Si je cite ce texte extrait du débat de 1929 avec Cassirer, c’est parce qu’il révèle clairement, me semble-t-il, combien - indépendamment des convictions nazies et antisémites d’Heidegger - on ne peut que s’étonner de l’emballement qu’il suscita en France, alors qu’il suggère que la raison humaine serait inféodée à l’apparence. À l’inverse des sceptiques, il ne fait pas de l’apparence un obstacle auquel la raison est partiellement ou totalement confrontée ; il la désigne comme appartenant à la nature de l’homme. Qu’il faille étudier le phénomène en ce qu’il n’est qu’une apparence, loin de moi l’idée de le contester. C’était le projet initial de Husserl. Mais on s’égare vite, selon moi, lorsque, sur la seule apparence, on bâtit des billevesées sans plus aucune accroche empirique de quelque nature qu’elle soit, des billevesées qui ne servent qu’à alimenter des acrobaties intellectuelles dont on chercherait en vain ce qu’elles nous apprennent.

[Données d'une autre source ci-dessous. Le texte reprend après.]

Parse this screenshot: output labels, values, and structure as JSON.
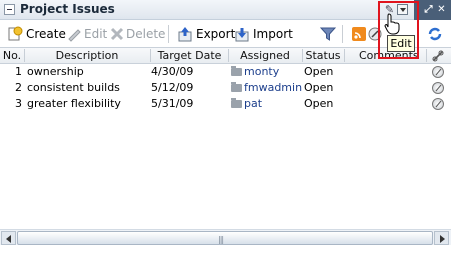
{
  "panel": {
    "title": "Project Issues",
    "tooltip": "Edit"
  },
  "toolbar": {
    "create": "Create",
    "edit": "Edit",
    "delete": "Delete",
    "export": "Export",
    "import": "Import"
  },
  "table": {
    "headers": [
      "No.",
      "Description",
      "Target Date",
      "Assigned",
      "Status",
      "Comments"
    ],
    "rows": [
      {
        "no": "1",
        "description": "ownership",
        "target_date": "4/30/09",
        "assigned": "monty",
        "status": "Open"
      },
      {
        "no": "2",
        "description": "consistent builds",
        "target_date": "5/12/09",
        "assigned": "fmwadmin",
        "status": "Open"
      },
      {
        "no": "3",
        "description": "greater flexibility",
        "target_date": "5/31/09",
        "assigned": "pat",
        "status": "Open"
      }
    ]
  },
  "scrollbar": {
    "grip": "|||"
  },
  "colors": {
    "highlight": "#e0141e",
    "link": "#1d3f8c",
    "header_dark": "#4a5f78"
  }
}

Peu avant la pandémie de Covid, j’avais lu le livre de Claudine Tiercelin Le ciment des choses (14). Il s’agit d’un ouvrage difficile, raisonnant quelquefois au-delà de mes propres capacités de compréhension. Il m’avait néanmoins troublé par la perspective qu’il ouvrait, dans le sillage de l’œuvre de Charles Peirce, sur la possibilité d’une métaphysique réaliste. Cela m’avait même amené à relire des pages de Descartes et de Kant, dans l’espoir d’explorer de nouvelles incertitudes. Si l’incertitude est sans nul doute le meilleur ferment de la réflexion, elle réclame de surveiller une forme d’expression empreinte de conviction à laquelle elle incite par contrecoup. C’est de cette perplexité dont témoigne ma note du 17 novembre 2020 relative à l’objet et au sujet.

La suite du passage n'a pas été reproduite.